Since starting at Insightful, I have found people here to be very
conservative about changing code in ways that may be backwardly
incompatible. However, there are cases where change is necessary, for
the language to evolve and maintain relevance. The most substantial
change has been the change from SV3 to SV4.
I'll respond to Brian's comment about dup.row.names (not dup.names.ok)
in data frames. S was originally developed by researchers at Bell
Labs, who tended to work with relatively small data sets, and
refer to specific rows by name. Many people now work with larger data
sets, where the specification of unique row names causes problems.
Checking for uniqueness in row names when creating or subscripting a
data frame requires O(n log(n)) operations (where n is the number of
rows). This becomes very slow for large data frames. Modifying row
names to force uniqueness is even slower.

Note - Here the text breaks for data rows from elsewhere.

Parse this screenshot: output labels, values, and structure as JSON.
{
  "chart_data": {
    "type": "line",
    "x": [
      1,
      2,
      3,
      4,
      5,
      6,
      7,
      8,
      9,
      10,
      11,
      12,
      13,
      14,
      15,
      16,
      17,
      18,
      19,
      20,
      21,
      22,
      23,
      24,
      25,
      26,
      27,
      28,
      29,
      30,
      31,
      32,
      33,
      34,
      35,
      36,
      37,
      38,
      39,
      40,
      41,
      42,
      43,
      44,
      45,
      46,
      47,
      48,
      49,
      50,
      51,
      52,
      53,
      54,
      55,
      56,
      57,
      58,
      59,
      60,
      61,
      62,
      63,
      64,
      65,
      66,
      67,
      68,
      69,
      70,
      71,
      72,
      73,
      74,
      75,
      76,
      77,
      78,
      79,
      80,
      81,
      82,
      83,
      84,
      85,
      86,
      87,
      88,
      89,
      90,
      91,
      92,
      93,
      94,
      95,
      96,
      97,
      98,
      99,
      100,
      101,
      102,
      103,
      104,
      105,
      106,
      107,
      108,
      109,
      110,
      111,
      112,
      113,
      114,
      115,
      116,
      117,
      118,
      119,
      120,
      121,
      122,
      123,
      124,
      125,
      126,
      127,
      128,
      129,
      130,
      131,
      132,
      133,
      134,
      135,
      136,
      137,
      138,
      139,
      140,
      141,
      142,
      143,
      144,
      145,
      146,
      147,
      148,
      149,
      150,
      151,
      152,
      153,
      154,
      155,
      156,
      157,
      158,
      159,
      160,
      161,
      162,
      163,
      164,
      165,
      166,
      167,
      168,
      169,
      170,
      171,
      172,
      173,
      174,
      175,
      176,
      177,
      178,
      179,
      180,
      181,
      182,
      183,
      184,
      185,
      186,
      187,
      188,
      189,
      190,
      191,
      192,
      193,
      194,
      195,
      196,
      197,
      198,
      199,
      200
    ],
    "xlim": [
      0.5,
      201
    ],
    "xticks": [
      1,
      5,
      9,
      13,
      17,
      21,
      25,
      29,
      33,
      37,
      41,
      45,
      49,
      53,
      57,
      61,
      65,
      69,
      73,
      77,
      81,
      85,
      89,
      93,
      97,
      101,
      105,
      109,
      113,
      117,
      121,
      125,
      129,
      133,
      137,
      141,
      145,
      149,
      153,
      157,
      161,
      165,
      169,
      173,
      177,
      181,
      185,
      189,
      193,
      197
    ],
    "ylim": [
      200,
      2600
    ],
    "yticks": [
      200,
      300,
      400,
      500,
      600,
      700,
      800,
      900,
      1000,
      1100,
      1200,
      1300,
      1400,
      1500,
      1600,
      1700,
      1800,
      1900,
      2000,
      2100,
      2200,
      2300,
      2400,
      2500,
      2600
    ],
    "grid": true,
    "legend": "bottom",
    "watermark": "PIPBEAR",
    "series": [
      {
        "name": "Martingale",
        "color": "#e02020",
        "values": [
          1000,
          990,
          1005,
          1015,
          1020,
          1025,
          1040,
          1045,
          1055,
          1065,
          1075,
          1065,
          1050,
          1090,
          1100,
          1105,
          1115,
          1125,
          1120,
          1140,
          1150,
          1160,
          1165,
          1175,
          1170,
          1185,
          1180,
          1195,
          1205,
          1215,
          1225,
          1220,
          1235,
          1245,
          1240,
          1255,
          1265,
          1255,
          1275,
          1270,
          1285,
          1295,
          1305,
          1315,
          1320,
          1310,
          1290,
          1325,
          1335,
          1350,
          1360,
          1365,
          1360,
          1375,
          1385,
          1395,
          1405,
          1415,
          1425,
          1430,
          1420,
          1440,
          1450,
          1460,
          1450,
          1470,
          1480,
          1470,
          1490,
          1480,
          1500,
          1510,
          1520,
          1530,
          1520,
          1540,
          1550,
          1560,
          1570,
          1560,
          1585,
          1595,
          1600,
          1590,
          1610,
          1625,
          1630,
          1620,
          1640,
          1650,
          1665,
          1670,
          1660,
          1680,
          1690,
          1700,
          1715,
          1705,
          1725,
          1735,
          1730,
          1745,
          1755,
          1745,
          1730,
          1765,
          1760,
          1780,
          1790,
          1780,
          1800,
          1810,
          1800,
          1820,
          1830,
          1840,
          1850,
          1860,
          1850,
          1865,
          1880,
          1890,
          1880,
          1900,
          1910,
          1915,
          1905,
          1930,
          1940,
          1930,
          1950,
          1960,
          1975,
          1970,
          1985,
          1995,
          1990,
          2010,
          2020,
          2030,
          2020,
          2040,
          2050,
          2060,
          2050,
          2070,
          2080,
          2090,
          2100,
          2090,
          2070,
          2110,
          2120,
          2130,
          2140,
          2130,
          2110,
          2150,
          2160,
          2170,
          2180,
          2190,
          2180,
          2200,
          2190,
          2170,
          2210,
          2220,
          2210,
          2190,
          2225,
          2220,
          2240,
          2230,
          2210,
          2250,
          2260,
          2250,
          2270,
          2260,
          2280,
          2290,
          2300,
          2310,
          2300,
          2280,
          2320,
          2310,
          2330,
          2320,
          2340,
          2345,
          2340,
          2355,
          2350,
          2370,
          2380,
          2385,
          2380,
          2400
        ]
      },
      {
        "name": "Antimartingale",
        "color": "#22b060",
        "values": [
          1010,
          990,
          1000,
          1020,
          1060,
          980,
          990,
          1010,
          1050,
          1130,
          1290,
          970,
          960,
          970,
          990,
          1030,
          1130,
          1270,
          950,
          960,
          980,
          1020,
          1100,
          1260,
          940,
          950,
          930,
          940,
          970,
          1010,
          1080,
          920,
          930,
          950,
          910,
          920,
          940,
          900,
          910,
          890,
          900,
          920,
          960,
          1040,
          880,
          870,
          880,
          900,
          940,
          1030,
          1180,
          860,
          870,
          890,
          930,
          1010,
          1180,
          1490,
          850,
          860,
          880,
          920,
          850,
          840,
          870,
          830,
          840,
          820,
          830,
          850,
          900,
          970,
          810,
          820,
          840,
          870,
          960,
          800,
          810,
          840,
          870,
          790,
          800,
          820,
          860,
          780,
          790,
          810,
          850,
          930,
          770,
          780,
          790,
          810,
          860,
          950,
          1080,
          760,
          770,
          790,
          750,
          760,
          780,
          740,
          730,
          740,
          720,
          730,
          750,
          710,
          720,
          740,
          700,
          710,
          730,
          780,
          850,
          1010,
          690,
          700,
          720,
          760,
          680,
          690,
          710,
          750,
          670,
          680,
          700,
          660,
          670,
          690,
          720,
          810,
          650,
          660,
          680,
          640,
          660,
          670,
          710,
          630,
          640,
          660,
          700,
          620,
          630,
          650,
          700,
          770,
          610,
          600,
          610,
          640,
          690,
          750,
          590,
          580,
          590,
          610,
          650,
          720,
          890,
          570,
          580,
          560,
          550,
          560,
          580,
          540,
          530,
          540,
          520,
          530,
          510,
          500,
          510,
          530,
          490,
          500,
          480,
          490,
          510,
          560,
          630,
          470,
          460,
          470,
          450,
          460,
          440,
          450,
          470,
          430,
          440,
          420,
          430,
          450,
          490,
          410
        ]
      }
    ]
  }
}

Similarly, statistical techniques like the bootstrap have gained
popularity since S was invented. Here one expects duplicate rows
in a bootstrapped data set, and modifying row names to force uniqueness
slows bootstrapping down dramatically.
Hence the addition of an optional argument to data.frame(), allowing
a user to indicate that row names need not be unique. We made the
change backwardly compatible, with the default to still force unique
row names. If we had the luxury of designing from scratch, for future
users without worrying about backward compatibility, we'd have
done it differently -- in fact to make row names completely optional.
The reason for enriching the existing class, rather than creating
a new class, is to keep the language simple, and simple for users.
People are familiar with a "data.frame" and how to create them.
Creating a new class would force users to learn a whole new set
of objects, and commands to create and manipulate them, and force
programmers everywhere to write and maintain methods for the new class.
And the headaches would multiply once you start creating new versions
of all the classes that inherit from data frames.
Terry Therneau touched on one point that is relevant here, the
flexibility of an old-style classes like "data.frame", where
the class can evolve over time:
> The new style classes have the significant restriction that absolutely
>no "extra" information may be attached to such an object, and have it remain
>of the original class. This may be good computer science, but the notion that
>every necessary attribute of a class will be visualized at the class's
>conception is naive in practicality. After 10+ years of working with the
>survival code, I still make additions to the basic objects.
|